Tu ne feras pas ça, Ézéchiel ? Sa mère ne s’est pas retournée. Elle l’a reconnu. Immobile, en apnée, elle se persuade qu’elle se trompe sur la chose qui a fait le fils enjamber la fenêtre comme un voleur pour se tenir là, dans son dos, immobile. Tu ne feras pas ça, Ézéchiel ? Sa mère n’a pas parlé, mais les cendres de la question flottent encore dans sa tête. Écho qui refuse de mourir. Dans sa trajectoire, le couteau, celui des légumes et du morceau de viande, est resté en suspens au niveau de l’épaule.
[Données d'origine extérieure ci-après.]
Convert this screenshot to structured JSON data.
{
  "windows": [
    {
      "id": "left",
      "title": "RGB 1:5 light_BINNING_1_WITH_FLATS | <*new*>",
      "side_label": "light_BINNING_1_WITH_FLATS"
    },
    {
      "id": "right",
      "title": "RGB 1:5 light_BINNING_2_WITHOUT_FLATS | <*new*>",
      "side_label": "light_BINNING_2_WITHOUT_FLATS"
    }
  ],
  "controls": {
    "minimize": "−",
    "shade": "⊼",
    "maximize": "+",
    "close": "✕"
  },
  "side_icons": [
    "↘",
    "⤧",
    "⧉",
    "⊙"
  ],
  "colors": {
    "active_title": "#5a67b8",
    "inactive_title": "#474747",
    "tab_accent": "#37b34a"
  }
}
Sans agressivité. Même lorsque la main rampe le long de la hanche, elle ne se retourne pas. Elle ne bouge pas. Sa chair accueille la caresse du fils dans un frémissement effaré. Sa respiration s’affole soudain Pas en ce lieu ni en ce temps, Ézéchiel, pendant que mes paumes lèchent ses hanches. Vivement elle se retourne. Le couteau toujours à hauteur d’épaule, sans agressivité. Le désir de son souffle dans le souffle du désir du fils. Pourquoi te tiens-tu nu devant ta mère, Ézéchiel ? Puis la mère observe son propre corps nu, suant déjà la moiteur de l’enchâssement. Sans comprendre. Elle balbutie Pourquoi suis-je nue face à toi, mon fils ?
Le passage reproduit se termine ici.